Ameritas announced in July 2022 that the headquarters on O Street in Lincoln, Nebraska, would undergo renovations. The move was prompted by a shift to a more hybrid work environment, which includes consolidating all Lincoln-based employees at the newly renovated headquarters upon the project's completion. Currently, Ameritas operates out of several locations in the Lincoln metropolitan area.
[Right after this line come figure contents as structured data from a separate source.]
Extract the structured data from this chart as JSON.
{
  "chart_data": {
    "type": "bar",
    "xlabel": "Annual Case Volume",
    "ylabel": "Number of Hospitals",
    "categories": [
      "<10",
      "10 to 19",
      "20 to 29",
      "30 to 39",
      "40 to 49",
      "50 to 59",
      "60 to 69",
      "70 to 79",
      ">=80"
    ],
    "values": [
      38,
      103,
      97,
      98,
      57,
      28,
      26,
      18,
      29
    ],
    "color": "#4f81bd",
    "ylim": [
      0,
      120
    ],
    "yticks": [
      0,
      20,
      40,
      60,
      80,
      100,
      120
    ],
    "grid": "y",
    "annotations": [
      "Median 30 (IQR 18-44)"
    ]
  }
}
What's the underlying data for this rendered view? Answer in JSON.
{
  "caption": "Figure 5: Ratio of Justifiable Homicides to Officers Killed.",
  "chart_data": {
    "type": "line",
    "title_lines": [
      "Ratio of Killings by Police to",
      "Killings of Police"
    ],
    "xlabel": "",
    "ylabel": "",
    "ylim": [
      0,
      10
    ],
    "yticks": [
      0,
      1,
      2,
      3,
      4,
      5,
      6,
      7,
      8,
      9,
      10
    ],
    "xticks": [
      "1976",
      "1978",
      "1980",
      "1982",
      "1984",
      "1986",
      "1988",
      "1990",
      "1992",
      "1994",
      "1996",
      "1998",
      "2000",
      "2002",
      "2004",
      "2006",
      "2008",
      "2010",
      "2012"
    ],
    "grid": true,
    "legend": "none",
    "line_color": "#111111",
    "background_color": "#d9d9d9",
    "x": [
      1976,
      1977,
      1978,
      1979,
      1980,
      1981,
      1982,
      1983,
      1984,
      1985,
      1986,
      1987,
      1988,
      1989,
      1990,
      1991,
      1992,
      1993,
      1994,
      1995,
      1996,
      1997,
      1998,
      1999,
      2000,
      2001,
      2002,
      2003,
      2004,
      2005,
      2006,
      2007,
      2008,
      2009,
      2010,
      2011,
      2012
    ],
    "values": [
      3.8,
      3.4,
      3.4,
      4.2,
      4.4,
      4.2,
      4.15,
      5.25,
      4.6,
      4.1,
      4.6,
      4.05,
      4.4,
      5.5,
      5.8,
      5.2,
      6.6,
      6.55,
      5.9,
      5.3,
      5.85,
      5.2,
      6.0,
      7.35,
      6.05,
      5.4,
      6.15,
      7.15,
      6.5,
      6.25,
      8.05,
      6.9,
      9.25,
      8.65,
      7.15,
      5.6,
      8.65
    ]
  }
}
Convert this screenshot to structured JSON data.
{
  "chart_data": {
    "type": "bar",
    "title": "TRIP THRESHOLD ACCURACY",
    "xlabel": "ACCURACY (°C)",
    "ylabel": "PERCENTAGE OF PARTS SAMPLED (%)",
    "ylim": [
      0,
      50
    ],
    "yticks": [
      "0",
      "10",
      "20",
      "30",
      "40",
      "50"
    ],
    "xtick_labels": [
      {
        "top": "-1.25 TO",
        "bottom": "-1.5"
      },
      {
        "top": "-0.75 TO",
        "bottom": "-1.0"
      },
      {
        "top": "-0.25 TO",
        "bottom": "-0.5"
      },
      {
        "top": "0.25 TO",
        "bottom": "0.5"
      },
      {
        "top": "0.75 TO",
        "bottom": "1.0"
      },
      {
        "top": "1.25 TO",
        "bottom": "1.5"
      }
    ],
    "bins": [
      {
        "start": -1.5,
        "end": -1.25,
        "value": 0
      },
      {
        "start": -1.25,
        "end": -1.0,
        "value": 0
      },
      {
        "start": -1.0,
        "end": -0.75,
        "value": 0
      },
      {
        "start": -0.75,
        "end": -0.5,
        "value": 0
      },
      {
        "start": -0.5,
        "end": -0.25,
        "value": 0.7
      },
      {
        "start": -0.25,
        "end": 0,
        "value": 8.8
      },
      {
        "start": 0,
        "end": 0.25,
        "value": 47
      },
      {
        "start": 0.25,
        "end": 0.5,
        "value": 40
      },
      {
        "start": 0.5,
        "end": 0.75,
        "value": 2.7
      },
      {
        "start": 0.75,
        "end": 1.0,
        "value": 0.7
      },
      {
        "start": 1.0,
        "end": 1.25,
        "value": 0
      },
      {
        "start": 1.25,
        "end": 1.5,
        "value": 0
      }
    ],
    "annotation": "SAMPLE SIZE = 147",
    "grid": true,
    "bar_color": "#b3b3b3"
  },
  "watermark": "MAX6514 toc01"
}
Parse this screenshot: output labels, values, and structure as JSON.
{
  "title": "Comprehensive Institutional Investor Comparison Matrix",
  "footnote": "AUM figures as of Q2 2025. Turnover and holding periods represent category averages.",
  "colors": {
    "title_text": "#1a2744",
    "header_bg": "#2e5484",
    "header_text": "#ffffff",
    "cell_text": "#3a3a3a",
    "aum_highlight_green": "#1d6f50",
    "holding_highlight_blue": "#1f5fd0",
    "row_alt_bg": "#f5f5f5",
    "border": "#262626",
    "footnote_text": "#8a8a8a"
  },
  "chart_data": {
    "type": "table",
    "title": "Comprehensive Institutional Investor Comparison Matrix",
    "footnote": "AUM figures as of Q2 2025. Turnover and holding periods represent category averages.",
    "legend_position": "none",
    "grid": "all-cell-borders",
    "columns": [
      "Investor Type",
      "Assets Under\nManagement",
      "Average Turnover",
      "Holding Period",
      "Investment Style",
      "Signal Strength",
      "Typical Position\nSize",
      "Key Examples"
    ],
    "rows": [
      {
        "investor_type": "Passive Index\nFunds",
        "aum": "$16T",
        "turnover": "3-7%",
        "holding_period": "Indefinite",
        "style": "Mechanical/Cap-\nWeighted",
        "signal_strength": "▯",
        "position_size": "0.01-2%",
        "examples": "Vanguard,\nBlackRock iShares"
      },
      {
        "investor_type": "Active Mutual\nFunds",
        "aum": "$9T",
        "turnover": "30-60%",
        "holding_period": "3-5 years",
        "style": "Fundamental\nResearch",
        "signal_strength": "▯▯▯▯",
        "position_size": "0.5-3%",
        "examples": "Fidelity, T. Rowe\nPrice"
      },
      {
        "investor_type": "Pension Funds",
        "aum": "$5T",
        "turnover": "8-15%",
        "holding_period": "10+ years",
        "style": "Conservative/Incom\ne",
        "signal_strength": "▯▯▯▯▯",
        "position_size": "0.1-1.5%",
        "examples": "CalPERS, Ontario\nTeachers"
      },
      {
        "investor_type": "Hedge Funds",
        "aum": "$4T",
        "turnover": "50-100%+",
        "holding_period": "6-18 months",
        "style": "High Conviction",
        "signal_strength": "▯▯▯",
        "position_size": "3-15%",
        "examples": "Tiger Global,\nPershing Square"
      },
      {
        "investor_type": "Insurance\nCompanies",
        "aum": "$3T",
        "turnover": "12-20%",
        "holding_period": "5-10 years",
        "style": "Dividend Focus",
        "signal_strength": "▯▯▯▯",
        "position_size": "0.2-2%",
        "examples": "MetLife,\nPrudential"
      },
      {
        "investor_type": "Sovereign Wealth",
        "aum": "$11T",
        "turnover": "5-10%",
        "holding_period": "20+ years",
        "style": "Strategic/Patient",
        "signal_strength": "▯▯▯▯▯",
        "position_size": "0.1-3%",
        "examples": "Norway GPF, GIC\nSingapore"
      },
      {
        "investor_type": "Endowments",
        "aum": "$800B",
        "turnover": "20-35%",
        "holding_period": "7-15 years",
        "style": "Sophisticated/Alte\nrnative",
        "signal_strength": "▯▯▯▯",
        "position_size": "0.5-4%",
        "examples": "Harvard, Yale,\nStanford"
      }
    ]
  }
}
On Jan. 2, 2024, Robert Jurgensmeier became chief executive officer, while Susan Wilkinson became president and chief operating officer after William Lester announced his retirement. Jurgensmeier has worked in the insurance and financial services industry for more than 25 years and began his career at Ameritas in 2012 as senior vice president and chief actuary, individual division. Wilkinson began her career at Ameritas as a corporate accountant in 1995 and has held many various leadership roles, including executive vice president, chief financial officer and treasurer from 2018-2024.

==Products==
The company sells life insurance among other insurance products. Ameritas also offers a wide range of financial products and services to individuals, families and businesses.